I have an objective function that could consider a few parameters (a,b,c,d,...) depending on the number of datasets considered. Those parameters are bound in such a way that:
a+b+c+d +..+..<=1
Let suppose I have a,b,c and d; so a+b+c+d<=delta. I define:
a+b < delta-c-d (I call m=delta-c-d)
params = Parameters()
params.add('a', value=0.5, min=0., max=1.)
params.add('m', value=0.5)
params.add('b', expr='m -a')
with m=delta -c-d, so c= delta-m-d (I define n=m-d)
params.add('n', value=0.5)
params.add('delta', value=0.5)
params.add('c', expr='delta-n')
Finally n=m-d ==>d=m-n
params.add('d', expr='m-n')
Is this correct? How to set min and max for m,n and delta?

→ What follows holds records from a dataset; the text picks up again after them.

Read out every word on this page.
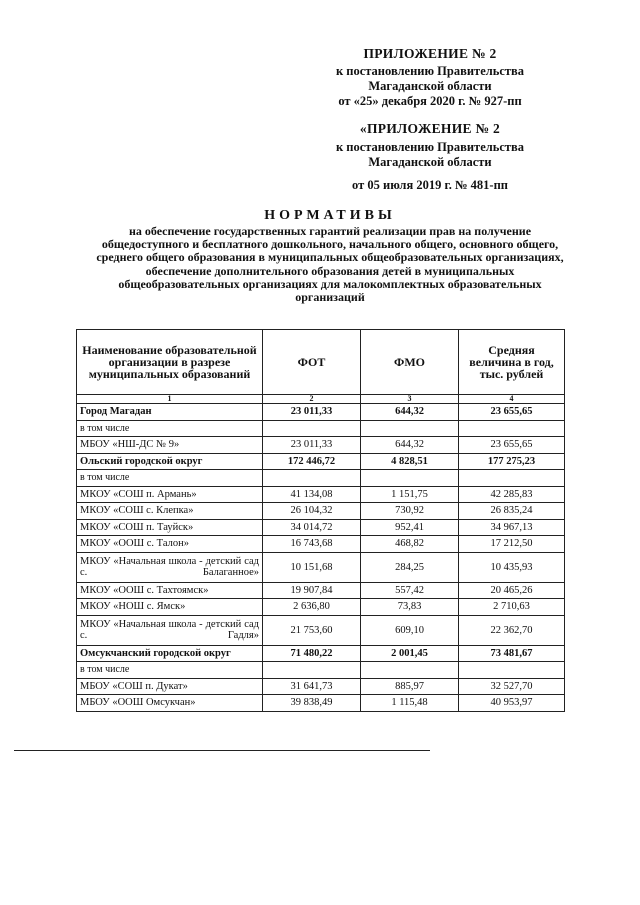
ПРИЛОЖЕНИЕ № 2
к постановлению Правительства
Магаданской области
от «25» декабря 2020 г. № 927-пп
«ПРИЛОЖЕНИЕ № 2
к постановлению Правительства
Магаданской области
от 05 июля 2019 г. № 481-пп
НОРМАТИВЫ
на обеспечение государственных гарантий реализации прав на получение общедоступного и бесплатного дошкольного, начального общего, основного общего, среднего общего образования в муниципальных общеобразовательных организациях, обеспечение дополнительного образования детей в муниципальных общеобразовательных организациях для малокомплектных образовательных организаций
Наименование образовательной организации в разрезе муниципальных образований	ФОТ	ФМО	Средняя величина в год, тыс. рублей
1	2	3	4
Город Магадан	23 011,33	644,32	23 655,65
в том числе			
МБОУ «НШ-ДС № 9»	23 011,33	644,32	23 655,65
Ольский городской округ	172 446,72	4 828,51	177 275,23
в том числе			
МКОУ «СОШ п. Армань»	41 134,08	1 151,75	42 285,83
МКОУ «СОШ с. Клепка»	26 104,32	730,92	26 835,24
МКОУ «СОШ п. Тауйск»	34 014,72	952,41	34 967,13
МКОУ «ООШ с. Талон»	16 743,68	468,82	17 212,50
МКОУ «Начальная школа - детский сад с. Балаганное»	10 151,68	284,25	10 435,93
МКОУ «ООШ с. Тахтоямск»	19 907,84	557,42	20 465,26
МКОУ «НОШ с. Ямск»	2 636,80	73,83	2 710,63
МКОУ «Начальная школа - детский сад с. Гадля»	21 753,60	609,10	22 362,70
Омсукчанский городской округ	71 480,22	2 001,45	73 481,67
в том числе			
МБОУ «СОШ п. Дукат»	31 641,73	885,97	32 527,70
МБОУ «ООШ Омсукчан»	39 838,49	1 115,48	40 953,97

I followed the hints given on Python lmfit constraints: a < b < c
Cheers, Manuel
I guess that's OK. You can set min/max values on a constraint expression, as with
params.add('c', expr='delta-n', min=0, max=1)
But I should say that (if I understand your question correctly) I would probably do this as
params = Parameters()
params.add('a', value=0.25, min=0, max=1)
params.add('b', value=0.25, min=0, max=1)
params.add('c', value=0.25, min=0, max=1)
params.add('delta', value=0.05, min=0, max=1)
params.add('d', expr='1-(a+b+c+delta)', min=0, max=1)
that seems simpler to me... unless you do want to know the values of your m and n....